Мать принесла из чулана корзину с куриными яйцами, кринку коровьего масла, узел с овечьей шерстью, наказала Серёге не выходить из дому, а меня взяла с собой.

Добрались до хутора быстро. Возле домов были вырыты окопы, под ёлками ходил часовой. На нас он не обратил особого внимания. Вот и бывшая школа. Возле завалины стояли четыре станковых пулемёта, чистенькие, старательно смазанные.

В стороне горою лежали артиллерийские гильзы, охотничьи капканы, винтовочные стволы, охотничьи ружья. Было среди них и ружьё деда Ивана, оранжевое от ржавчины.

Окна школьного дома были затянуты противогранатными сетками. Вблизи крыльца я увидел походную кухню. Продукты принимал повар в белой куртке, надетой поверх военной одежды. Он стоял среди ящиков, что-то записывал в толстую тетрадь, придирчиво осматривал и взвешивал принесённое. Масло он пробовал на вкус, каждое яйцо просматривал на свет…

С крыльца спустился офицер — тот самый, с четырьмя ромбиками на погонах. В руке у него был разговорник.

Комендант подошёл к повару, по-хозяйски осмотрел продукты и всё остальное. Офицер был невысокого роста, с узким бледным лицом, в новеньком голубоватом мундире и сапогах со шнуровкой и шпорами. И весь будто нарисованный: ни пятнышка на одежде, лицо словно из белого камня.

Вновь заскрипели ступени крыльца. Из комендатуры вышла босая женщина, с трудом заковыляла по дороге. Платье её было спереди серым, а сзади — багрово-красным.

— Получила на орехи, — захохотал стоящий поблизости полицай. — Патефон прятала, пластинки советские… Вот и дали бабе шомполов!

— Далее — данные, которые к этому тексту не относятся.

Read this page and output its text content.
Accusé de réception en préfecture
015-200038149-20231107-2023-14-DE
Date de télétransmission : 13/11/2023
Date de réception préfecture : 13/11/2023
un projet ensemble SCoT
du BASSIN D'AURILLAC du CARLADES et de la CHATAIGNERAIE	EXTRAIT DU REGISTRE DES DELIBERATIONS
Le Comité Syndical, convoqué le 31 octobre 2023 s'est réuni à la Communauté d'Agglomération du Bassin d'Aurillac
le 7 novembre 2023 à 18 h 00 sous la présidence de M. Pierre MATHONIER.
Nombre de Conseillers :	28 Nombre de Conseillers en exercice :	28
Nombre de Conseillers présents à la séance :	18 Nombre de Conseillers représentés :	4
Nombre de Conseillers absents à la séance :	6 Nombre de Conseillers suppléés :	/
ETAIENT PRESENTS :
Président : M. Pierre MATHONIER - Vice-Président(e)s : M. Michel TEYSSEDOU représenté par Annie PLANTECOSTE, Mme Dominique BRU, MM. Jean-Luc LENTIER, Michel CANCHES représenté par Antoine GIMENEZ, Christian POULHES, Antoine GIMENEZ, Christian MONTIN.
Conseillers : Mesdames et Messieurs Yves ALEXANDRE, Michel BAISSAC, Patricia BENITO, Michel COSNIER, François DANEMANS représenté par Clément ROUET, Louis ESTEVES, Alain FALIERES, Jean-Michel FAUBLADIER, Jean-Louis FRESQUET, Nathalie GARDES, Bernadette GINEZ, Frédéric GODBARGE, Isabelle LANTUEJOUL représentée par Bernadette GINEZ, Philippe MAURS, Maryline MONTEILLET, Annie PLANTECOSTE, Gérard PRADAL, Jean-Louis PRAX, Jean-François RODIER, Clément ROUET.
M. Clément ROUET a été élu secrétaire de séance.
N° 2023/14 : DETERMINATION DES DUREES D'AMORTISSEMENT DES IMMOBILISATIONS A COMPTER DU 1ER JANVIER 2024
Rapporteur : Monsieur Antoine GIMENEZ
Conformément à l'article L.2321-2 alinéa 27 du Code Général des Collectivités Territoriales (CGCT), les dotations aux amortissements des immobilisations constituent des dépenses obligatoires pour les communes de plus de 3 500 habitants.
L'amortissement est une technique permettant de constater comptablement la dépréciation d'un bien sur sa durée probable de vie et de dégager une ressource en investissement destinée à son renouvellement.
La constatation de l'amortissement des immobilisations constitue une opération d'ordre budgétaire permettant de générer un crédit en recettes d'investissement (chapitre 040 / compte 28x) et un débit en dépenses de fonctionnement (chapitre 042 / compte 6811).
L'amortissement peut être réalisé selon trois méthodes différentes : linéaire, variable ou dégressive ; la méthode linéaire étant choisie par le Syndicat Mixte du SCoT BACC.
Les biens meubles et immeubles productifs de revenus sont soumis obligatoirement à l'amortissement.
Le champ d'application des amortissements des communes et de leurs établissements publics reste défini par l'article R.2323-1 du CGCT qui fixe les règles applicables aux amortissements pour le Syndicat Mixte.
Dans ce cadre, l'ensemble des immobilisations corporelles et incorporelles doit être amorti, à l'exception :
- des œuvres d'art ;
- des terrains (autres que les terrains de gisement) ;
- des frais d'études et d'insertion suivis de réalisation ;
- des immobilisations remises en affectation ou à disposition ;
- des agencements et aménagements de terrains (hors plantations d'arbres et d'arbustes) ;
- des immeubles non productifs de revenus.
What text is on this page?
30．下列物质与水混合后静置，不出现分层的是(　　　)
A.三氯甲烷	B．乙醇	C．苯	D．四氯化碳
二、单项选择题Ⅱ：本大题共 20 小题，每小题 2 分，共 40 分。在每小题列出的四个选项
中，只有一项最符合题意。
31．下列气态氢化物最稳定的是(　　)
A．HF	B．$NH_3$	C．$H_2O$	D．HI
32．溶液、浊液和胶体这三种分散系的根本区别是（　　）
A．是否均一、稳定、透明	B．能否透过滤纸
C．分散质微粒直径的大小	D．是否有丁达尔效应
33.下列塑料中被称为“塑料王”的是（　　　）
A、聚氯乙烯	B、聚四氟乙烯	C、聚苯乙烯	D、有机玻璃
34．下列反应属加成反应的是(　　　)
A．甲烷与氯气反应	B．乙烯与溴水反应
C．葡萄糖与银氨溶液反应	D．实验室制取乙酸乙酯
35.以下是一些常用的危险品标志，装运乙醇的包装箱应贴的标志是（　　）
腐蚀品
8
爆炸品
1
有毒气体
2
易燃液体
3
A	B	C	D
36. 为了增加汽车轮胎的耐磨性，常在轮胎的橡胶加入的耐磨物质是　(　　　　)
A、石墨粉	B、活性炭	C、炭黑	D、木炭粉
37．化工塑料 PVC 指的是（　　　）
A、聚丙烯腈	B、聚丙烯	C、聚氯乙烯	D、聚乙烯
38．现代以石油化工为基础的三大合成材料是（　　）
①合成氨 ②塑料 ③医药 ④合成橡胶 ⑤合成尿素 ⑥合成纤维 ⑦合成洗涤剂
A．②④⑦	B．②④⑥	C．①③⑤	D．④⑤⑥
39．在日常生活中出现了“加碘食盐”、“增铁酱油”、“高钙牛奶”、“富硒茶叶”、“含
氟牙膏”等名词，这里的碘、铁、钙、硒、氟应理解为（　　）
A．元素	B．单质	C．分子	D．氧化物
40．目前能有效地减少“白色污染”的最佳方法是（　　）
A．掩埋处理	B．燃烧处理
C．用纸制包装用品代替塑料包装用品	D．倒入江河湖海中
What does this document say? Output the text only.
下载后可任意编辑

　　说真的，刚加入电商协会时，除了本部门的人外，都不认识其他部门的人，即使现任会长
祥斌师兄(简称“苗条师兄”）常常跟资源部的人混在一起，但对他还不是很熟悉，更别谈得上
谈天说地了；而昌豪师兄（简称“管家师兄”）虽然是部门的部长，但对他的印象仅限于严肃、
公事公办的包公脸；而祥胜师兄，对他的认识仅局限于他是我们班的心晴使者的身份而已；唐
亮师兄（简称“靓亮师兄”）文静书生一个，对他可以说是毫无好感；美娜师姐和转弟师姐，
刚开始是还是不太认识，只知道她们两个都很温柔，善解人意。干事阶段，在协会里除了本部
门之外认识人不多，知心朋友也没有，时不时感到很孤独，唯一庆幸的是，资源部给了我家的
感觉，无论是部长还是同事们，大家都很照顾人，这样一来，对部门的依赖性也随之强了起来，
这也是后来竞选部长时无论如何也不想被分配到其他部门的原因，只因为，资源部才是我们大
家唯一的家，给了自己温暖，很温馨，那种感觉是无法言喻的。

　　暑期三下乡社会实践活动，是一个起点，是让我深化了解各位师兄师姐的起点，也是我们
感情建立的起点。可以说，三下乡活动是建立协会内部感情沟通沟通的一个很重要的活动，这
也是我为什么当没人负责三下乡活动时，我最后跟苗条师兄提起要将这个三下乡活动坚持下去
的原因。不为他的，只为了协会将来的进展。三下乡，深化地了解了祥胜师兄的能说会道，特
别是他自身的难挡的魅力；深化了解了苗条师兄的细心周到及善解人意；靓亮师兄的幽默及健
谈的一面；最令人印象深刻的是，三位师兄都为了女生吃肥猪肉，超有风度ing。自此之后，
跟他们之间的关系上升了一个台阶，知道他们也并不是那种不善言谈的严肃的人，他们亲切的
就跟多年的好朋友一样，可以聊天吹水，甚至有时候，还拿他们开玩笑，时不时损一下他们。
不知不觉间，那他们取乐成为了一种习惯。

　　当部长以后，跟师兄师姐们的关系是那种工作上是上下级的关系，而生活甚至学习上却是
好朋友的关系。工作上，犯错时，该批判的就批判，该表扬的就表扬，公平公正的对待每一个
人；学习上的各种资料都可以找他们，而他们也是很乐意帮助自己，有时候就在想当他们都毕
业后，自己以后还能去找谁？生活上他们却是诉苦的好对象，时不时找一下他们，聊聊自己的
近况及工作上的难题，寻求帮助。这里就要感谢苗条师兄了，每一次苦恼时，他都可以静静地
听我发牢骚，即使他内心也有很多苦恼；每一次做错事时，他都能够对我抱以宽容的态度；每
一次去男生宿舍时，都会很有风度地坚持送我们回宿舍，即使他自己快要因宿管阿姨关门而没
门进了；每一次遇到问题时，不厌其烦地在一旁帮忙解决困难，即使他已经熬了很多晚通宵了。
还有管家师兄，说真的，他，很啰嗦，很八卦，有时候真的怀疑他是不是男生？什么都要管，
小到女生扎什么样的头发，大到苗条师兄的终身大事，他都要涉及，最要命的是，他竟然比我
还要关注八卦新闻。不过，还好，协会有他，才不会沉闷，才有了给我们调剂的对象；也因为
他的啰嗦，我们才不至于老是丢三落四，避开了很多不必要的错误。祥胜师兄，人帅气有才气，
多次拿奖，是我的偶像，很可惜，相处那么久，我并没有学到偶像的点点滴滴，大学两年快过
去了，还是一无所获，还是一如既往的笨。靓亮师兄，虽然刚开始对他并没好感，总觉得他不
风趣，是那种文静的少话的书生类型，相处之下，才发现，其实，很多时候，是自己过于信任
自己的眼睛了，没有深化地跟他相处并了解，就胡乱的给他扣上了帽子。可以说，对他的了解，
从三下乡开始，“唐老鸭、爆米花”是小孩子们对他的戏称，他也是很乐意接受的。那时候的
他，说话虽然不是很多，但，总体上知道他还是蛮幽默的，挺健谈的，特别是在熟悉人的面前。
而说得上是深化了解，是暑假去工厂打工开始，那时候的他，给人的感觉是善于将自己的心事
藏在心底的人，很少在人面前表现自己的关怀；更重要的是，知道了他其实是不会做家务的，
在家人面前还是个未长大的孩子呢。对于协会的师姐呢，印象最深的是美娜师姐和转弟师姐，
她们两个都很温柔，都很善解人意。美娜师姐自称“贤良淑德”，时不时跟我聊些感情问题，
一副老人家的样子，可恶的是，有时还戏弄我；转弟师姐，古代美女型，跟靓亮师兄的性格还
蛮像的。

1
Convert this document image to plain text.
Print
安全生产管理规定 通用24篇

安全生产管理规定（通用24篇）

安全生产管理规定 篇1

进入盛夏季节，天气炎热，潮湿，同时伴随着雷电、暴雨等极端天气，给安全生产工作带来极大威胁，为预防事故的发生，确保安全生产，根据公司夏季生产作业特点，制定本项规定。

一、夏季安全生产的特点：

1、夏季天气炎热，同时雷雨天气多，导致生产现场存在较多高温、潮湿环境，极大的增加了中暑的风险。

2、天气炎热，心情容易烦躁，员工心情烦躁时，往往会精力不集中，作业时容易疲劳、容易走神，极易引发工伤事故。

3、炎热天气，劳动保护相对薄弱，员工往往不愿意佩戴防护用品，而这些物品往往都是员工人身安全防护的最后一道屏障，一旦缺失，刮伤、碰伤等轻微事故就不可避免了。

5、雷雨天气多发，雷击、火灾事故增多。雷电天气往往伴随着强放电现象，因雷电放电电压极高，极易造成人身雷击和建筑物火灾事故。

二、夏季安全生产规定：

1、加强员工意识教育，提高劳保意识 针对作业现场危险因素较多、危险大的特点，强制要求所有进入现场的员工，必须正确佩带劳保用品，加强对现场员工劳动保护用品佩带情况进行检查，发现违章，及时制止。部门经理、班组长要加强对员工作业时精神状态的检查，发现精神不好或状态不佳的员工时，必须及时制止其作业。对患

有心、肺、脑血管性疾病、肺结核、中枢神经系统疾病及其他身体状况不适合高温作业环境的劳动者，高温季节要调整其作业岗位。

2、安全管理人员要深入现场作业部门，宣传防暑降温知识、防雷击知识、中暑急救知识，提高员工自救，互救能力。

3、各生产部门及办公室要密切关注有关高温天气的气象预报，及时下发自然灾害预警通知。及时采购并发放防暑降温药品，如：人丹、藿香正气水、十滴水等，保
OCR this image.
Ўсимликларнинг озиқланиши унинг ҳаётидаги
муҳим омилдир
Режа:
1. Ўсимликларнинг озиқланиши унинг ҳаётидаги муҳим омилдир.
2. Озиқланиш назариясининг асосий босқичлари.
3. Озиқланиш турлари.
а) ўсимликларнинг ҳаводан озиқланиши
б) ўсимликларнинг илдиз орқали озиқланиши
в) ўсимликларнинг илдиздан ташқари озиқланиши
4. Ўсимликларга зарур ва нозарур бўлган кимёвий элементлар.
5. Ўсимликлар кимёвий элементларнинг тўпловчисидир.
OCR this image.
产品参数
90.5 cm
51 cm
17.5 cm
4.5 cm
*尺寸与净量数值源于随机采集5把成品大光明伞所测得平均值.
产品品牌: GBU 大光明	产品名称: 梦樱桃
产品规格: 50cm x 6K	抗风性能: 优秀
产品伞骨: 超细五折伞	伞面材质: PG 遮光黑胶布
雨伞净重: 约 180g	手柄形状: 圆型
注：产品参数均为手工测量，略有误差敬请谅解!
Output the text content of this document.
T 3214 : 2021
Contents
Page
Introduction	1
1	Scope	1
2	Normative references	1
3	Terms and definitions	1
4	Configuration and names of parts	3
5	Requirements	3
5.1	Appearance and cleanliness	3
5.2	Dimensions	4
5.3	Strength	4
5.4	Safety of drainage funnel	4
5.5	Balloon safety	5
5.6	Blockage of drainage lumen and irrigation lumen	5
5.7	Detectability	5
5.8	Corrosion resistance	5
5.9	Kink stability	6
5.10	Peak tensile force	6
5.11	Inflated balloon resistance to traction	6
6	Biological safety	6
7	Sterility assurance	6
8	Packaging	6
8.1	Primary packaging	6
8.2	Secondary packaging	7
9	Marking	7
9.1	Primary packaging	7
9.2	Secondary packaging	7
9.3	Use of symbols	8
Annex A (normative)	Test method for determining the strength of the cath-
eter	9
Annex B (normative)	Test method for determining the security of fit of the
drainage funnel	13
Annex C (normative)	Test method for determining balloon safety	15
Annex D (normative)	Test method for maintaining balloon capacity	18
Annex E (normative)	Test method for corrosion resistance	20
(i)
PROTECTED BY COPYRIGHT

Ночью я не мог уснуть, думал о партизанах. Ненароком я слышал, что зимой главные силы партизан таились в дальней лесной местности, но с весны вновь появились в нашей округе, и всё больше парней просятся к ним в отряды. Почему же партизаны медлят, горевал я, почему не ударят по немцам?

На другой день мы с братом решили поставить сети. На озере сети ставить было нельзя: сразу дадут очередь из пулемёта, едва увидят комягу. Придумали взять с собой верёвку, перегородить сетью Лученку.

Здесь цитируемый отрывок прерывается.